La mise en œuvre de la modulation du principe de l’effet immédiat et


rétroactif est donc l’apanage du juge administratif.

II. La mise en œuvre de la modulation du principe de l’effet


immédiat et rétroactif de l’annulation contentieuse : le rôle du juge
administratif

Par l’arrêt du 11 mai 2004, Association AC! Et autres, le juge administratif


s’octroie le pouvoir de tempérer le principe de l’effet immédiat et
rétroactif de l’annulation contentieuse, il a donc un double pouvoir de
modulation (A). Il détermine également les conditions selon lesquelles ce
pouvoir doit être mis en œuvre (B).

A. Un double pouvoir de modulation

Le Conseil d’Etat précise qu’ « il appartient au juge administratif » de


décider quand, exceptionnellement, le principe de l’effet immédiat et
rétroactif de l’annulation d’un acte peut ne pas être appliqué.
« Il lui revient […] de prévoir dans sa décision d’annulation que […] tout
ou partie des effets de cet acte antérieurs à son annulation devront être
regardés comme définitifs ou même, le cas échéant, que l’annulation ne
prendra effet qu’à une date ultérieure qu’il détermine ».
Lorsqu’il estime que l’annulation de l’acte emporterait des conséquences
excessives, le juge administratif peut agir de deux manières : soit il décide
que l’annulation est dépourvue d’effet immédiat, soit il lui ôte son effet
rétroactif.
En l’espèce, quant aux arrêtés relatifs à la convention du 1er janvier 2004,
le Conseil d’Etat déroge au principe d’immédiateté de l’annulation, et
quant aux arrêtés relatifs à la convention du 1er janvier 2001, il enlève le
caractère rétroactif de l’annulation pour certaines dispositions.
Le Conseil d’Etat s’octroie donc deux pouvoirs importants.
On peut imaginer que ce pouvoir soit utilisé de façon opportune par le
juge administratif ; s’il annule un acte illégal mais qu’il estime que cet
acte a des effets bénéfiques, il les rendra définitifs.
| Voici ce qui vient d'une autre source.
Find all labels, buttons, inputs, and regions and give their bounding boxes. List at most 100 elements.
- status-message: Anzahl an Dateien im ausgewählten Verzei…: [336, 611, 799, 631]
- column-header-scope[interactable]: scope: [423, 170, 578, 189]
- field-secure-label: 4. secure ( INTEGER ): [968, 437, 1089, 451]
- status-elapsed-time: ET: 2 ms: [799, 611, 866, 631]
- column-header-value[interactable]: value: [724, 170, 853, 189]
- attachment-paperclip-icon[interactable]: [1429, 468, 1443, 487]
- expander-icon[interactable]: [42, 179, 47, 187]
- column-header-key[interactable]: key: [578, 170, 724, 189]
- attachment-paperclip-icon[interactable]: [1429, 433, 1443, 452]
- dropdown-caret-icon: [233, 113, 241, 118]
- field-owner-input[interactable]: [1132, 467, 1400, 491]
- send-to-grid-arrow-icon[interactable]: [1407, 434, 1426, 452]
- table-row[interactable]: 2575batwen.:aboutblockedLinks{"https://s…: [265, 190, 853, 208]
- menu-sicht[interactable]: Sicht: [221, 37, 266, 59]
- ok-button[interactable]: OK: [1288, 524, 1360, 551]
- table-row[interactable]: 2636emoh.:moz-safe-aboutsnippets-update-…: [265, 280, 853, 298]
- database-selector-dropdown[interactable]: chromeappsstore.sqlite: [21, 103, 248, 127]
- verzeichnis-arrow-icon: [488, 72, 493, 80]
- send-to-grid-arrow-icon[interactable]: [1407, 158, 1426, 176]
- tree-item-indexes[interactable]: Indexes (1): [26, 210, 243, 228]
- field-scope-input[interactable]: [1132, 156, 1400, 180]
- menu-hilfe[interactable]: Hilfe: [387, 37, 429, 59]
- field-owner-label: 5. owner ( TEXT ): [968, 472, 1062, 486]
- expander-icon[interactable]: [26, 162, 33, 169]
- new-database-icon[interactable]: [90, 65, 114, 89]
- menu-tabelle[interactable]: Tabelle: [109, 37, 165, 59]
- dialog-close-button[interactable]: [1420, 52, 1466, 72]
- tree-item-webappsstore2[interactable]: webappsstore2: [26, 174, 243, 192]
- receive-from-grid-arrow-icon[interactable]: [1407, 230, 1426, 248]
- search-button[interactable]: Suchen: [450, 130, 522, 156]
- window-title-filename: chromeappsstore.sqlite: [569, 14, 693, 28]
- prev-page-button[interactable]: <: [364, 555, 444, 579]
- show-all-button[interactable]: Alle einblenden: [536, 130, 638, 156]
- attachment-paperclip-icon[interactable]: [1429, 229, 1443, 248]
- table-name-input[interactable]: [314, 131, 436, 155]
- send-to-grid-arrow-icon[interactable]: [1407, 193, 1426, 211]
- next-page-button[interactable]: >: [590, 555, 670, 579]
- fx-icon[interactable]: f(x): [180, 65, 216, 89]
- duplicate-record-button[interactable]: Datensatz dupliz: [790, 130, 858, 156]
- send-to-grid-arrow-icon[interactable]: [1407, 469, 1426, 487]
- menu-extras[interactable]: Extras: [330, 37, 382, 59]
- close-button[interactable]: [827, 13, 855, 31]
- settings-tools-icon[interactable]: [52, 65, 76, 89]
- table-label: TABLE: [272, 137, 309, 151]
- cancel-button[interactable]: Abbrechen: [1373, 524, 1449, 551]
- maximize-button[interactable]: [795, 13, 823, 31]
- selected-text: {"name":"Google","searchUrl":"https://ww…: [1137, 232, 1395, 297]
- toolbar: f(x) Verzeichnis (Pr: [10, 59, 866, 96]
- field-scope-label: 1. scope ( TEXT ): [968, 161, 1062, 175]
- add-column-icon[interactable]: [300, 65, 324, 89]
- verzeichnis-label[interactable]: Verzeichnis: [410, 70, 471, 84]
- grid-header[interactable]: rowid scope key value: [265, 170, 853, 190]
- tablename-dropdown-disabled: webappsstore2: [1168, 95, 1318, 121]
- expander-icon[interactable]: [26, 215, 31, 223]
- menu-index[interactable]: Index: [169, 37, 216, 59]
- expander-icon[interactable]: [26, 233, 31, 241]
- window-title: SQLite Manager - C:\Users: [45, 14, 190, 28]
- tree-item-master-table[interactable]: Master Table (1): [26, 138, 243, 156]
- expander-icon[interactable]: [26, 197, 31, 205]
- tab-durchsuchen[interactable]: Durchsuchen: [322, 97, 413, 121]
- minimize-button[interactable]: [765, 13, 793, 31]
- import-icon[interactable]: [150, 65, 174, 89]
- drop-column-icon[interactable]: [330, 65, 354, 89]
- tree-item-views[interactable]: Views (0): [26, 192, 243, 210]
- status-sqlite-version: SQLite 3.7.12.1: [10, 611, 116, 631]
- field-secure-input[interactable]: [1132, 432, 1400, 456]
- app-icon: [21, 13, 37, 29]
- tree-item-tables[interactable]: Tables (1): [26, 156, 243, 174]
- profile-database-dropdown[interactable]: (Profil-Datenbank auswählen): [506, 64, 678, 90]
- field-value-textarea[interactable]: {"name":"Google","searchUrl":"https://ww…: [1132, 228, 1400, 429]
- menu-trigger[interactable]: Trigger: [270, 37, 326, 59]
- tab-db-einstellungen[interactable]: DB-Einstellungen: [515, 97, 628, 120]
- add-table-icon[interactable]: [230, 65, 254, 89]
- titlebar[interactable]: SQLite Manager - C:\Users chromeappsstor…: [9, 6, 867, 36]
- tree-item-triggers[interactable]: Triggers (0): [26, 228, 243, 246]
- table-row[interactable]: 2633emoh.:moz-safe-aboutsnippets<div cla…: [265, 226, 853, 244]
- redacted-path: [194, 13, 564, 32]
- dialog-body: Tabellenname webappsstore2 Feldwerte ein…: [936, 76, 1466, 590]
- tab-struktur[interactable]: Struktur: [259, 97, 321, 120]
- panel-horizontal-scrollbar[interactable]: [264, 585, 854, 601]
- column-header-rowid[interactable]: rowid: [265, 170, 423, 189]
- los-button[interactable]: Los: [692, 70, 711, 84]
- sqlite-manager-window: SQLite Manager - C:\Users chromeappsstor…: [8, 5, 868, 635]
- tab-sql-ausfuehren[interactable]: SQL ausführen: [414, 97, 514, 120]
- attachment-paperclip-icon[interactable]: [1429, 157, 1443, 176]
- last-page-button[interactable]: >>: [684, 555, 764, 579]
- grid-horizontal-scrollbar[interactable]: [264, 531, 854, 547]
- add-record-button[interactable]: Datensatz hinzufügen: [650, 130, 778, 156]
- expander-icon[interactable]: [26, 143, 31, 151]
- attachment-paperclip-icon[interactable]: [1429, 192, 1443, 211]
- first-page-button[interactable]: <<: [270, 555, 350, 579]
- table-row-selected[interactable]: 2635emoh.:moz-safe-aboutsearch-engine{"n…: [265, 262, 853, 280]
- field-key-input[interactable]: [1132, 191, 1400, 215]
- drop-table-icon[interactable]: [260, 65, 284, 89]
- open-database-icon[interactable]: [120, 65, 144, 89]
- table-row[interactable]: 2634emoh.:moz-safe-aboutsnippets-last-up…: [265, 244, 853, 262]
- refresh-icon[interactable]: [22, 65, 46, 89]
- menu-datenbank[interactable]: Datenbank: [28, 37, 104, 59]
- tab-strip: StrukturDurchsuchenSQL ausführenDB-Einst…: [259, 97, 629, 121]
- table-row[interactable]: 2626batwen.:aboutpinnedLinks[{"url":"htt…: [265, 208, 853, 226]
Si au contraire, pour
des raisons qui lui sont propres, il estime que l’acte a eu des effets
négatifs, il pourra appliquer le principe de rétroactivité de l’annulation.
Cette prise de pouvoir pourrait laisser la place à un pouvoir arbitraire en la
matière.
Mais cette idée doit être nuancée : en l’espèce, le juge administratif rend
une décision appréciée, conforme à l’intérêt général : elle va dans le sens
de la sauvegarde et la continuité du régime de l’assurance chômage.
De plus, le Conseil d’Etat précise que ce pouvoir de modulation doit être
utilisé « exceptionnellement ».

De surcroît, le Conseil d’Etat précise le régime de ce pouvoir de


modulation en le soumettant à certaines conditions, et en donnant des
indications à suivre lors de sa mise en œuvre.

B. Les conditions de la mise en œuvre de ce pouvoir

Le Conseil d’Etat indique qu’avant de décider de déroger au principe


d’immédiateté et de rétroactivité de l’annulation, il faut que le juge prenne
en considération, « d’une part, les conséquences de la rétroactivité de
l’annulation pour les divers intérêts publics ou privés en présence et,
d’autre part, les inconvénients que présenterait, au regard du principe de
légalité et du droit des justiciables à un recours effectif, une limitation
dans le temps des effets de l’annulation. »
En effet, l’exercice de ce pouvoir de modulation doit maintenir l’équilibre
entre le principe de sécurité juridique et le principe de légalité. Lorsque le
juge administratif annule un acte entaché d’illégalité et qu’il décide tout
de même d’en conserver les effets, il fait primer le principe de sécurité
juridique sur celui de légalité. Déroger au principe de rétroactivité de
l’annulation d’un acte est une décision grave, c’est pourquoi le Conseil
d’Etat énonce bien que le juge administratif doit considérer les deux
principes avant de prendre sa décision.
De surcroît, le Conseil d’Etat énonce que cette dérogation doit intervenir
« à titre exceptionnel ».
Le Conseil d’Etat subordonne donc le libre-arbitre des juges aux principes
de légalité et de sécurité juridique.